Have we mentioned that we like to eat in front of the TV? Well, we do. And there's nothing like having to watch one of the aforementioned scenes to really make you lose your appetite.
So we watch the Food Network while eating, just to avoid watching "Bones" or "CSI" or "Grey's Anatomy" or "Law & Order SVU" or "House".
If you've ever watched any of these fine shows, you know that, at any time, the gorgeous leading lady can say to the gorgeous leading gent, "Oh! So you mean that the allen wrench penetrated his liver, thereby causing an effusion of blood to the surrounding tissue and..." We don't like the words that much, but we really hate that allen-wrench-eye-view video of the liver, the effusion, and the surrounding tissue. After a thing like that, we almost don't even care whodunnit.
Now, say we turn on a relaxing Food Network show. Of course we have our favorites here too--we much prefer our spiritual older sister, Ina Garten, and her upper-crusty offerings in her lovely old renovated home, to Guy Fieri, whose definition of the word "food" simply doesn't jive with our own. We like Paula Deen, mostly because she's a good looking old broad and we like the way she dresses. And we like Alton Brown, because his recipes come out fabulous even in our hands.
We don't watch Chopped, which is a dreadful competition in which food professionals, all of them muttering because they aren't on Top Chef, have to buid a meal out of mystery ingredients. And that might sound like Iron Chef to you, but the fact is that the secret ingredient on that show might be, oh, I don't know, "Salmon" or "haricots vert" and, while it will be somewhat amusing to see the chefs make a dessert out of that, it is nothing like the basket of whey, Ring Dings, and Pathmark Vanilla Ice Milk with which the boys and girls have to deal on Chopped.
Also, the judges on Chopped are not happy people, because each chef can only go so far with the ingredients and how often can you say "Well, Patrizio, you really brought out the probiotic 'tang' of the whey but I think you failed to thoroughly explore the Ice Milk's unique flavors"? Very little fun here, folks. Ted Allen, the long-suffering host of the show, barely breaks a smile and, as to Aaron Sanchez, the great New York chef who almost made it to Net Iron Chef fame, he looks like he's just been told of a worlwide shortage of huitelacoche.

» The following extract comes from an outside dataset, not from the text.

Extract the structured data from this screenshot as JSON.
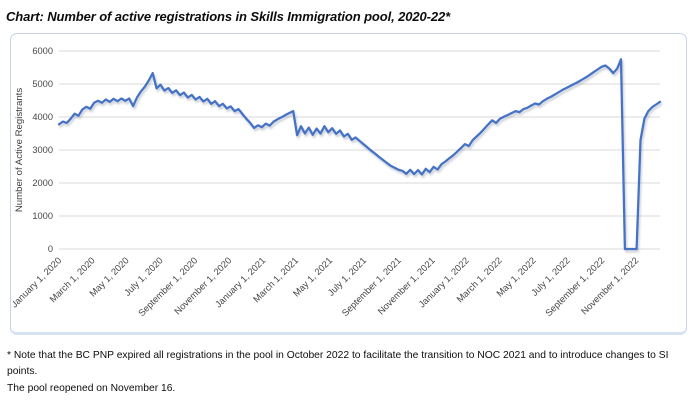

So we do like some of the Food Netwrk's offerings, but we must tell you that we actually watch HGTV programs a little more. We'll stop if they ever show a nail gun attack on a human thigh, but for right now we're really into seeing the nice young couple who just want a little more room for the baby (and a brand-new granite countertopped kitchen, a master bath with heated floors and a separate steam shower and soaking tub, and a two-acre yard for the dogs.)
Our favorite show is Income Property, with the flashing-grinned Scott McGilvray as host. Every show, Scott goes to the a particular hoose in which there is some kind of a problem; many times it's a moose in the wainscoting or even a loose which much be doosed with some kind of repellant. Then Sott has to tell the homeowner how much this will cost, which generally rooses him to a fury...oh, sorry. We forgot to mention that the show is taped in Canada. But you might've already figured that out.